58 of the 77 patients with follow up had VC straightened. Recurrent VC was diagnosed in 26%. It was suspected during this review in another 10% who had recurrent urethroplasty complications which we now know often indicate VC, or urethral plate elevation with no treatment for corporal disproportion. This recurrent VC was objectively measured in nearly half those diagnosed, averaging 52 (30-75). It was diagnosed before puberty in all cases. There was no difference in recurrent VC in those managed with DP alone versus those straightened by DP and/or other maneuvers.
The finding that 1 of every 4 patients had recurrent VC after proximal TIP, and that as many as 1 of every 3 might have had that complication, is concerning. During most the study the extent of VC was visually estimated, and most patients were thought to have <45° with no tension on the UP after straightening. We reported 70% of patients operated elsewhere for proximal hypospadias and presenting with urethroplasty complications had recurrent VC ≥ 30° following earlier DP. In that series, in the current patients, and in an earlier report by Braga et al., an intact urethral plate correlated with increased risk for recurrent VC. Despite our improved ability to diagnose recurrent VC, we have not found it in boys who underwent STAG repair with urethral plate transection.
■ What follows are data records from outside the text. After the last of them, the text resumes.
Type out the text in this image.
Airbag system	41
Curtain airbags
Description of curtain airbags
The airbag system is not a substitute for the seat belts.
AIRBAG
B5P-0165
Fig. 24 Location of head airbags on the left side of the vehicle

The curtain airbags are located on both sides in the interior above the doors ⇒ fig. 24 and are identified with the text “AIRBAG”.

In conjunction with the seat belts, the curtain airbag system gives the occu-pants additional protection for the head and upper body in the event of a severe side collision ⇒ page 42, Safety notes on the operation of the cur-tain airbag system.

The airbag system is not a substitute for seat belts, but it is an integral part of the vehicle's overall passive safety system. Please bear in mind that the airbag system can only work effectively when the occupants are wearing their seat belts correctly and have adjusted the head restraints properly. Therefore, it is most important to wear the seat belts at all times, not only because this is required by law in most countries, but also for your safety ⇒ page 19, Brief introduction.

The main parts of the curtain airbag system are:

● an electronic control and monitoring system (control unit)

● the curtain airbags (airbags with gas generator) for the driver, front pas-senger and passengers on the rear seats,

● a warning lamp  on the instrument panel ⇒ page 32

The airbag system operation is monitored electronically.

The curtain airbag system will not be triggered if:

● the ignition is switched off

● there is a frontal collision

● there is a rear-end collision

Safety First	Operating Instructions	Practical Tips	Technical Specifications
Recurrent VC after proximal TIP repair occurred in at least 1 of every 4 patients despite DP and/or additional maneuvers to straighten the penis while preserving the urethral plate. Accordingly, we now only perform proximal TIP when there is little (<30°) or no VC.
大多数近端型尿道下裂男孩存在阴茎腹侧弯曲(VC),在采用尿道口前移阴茎头成形术(TIP)修复时必须矫正弯曲并保留尿道板。通常通过背侧折叠术(DP)来完成。然而,我们报道近端尿道成形术并发症男孩在DP后常见复发性VC,并且在经白膜折叠术(WS)同样矫正弯曲的患者中也诊断出VC。我们回顾了近端TIP患者,现报告其复发性VC情况。
我们使用前瞻性维护的数据库来识别所有经WS进行近端TIP的患者,并记录复发性VC情况。阴茎矫正主要通过使用5-0或6-0聚丙烯缝线的中线DP,和/或其他操作,包括将尿道板从海绵体上抬起、将尿道向外部括约肌游离以及腹侧海绵体切开术。通过典型的“驼背”外观和向上抬起龟头时的阻力怀疑复发性VC(图),并在所有病例中通过术中人工勃起得到证实。
77例接受随访的患者中有58例VC得到矫正。26%被诊断为复发性VC。在本次回顾中,另外10%有复发性尿道成形术并发症的患者也被怀疑有复发性VC,我们现在知道这些并发症通常提示VC,或者尿道板抬起但未处理海绵体不对称情况。近一半诊断出复发性VC的患者进行了客观测量,平均为52°(30°-75°)。所有病例均在青春期前诊断出。单纯采用DP治疗的患者与采用DP和/或其他操作矫正弯曲的患者在复发性VC方面没有差异。
每4例患者中有1例在近端TIP后出现复发性VC,每3例中可能多达1例有该并发症,这一发现令人担忧。在大多数研究中,VC的程度通过视觉估计,大多数患者被认为弯曲<45°,矫正后尿道板无张力。我们报道70%在其他地方接受近端尿道下裂手术且出现尿道成形术并发症的患者,在早期DP后复发性VC≥30°。在该系列、当前患者以及Braga等人早期的报告中,完整的尿道板与复发性VC风险增加相关。尽管我们诊断复发性VC的能力有所提高,但在接受尿道板横断的分期修复(STAG)手术的男孩中未发现复发性VC。
尽管采用DP和/或其他操作在保留尿道板的同时矫正阴茎弯曲,但近端TIP修复后至少每4例患者中有1例出现复发性VC。因此,我们现在仅在弯曲较小(<30°)或无弯曲时才进行近端TIP。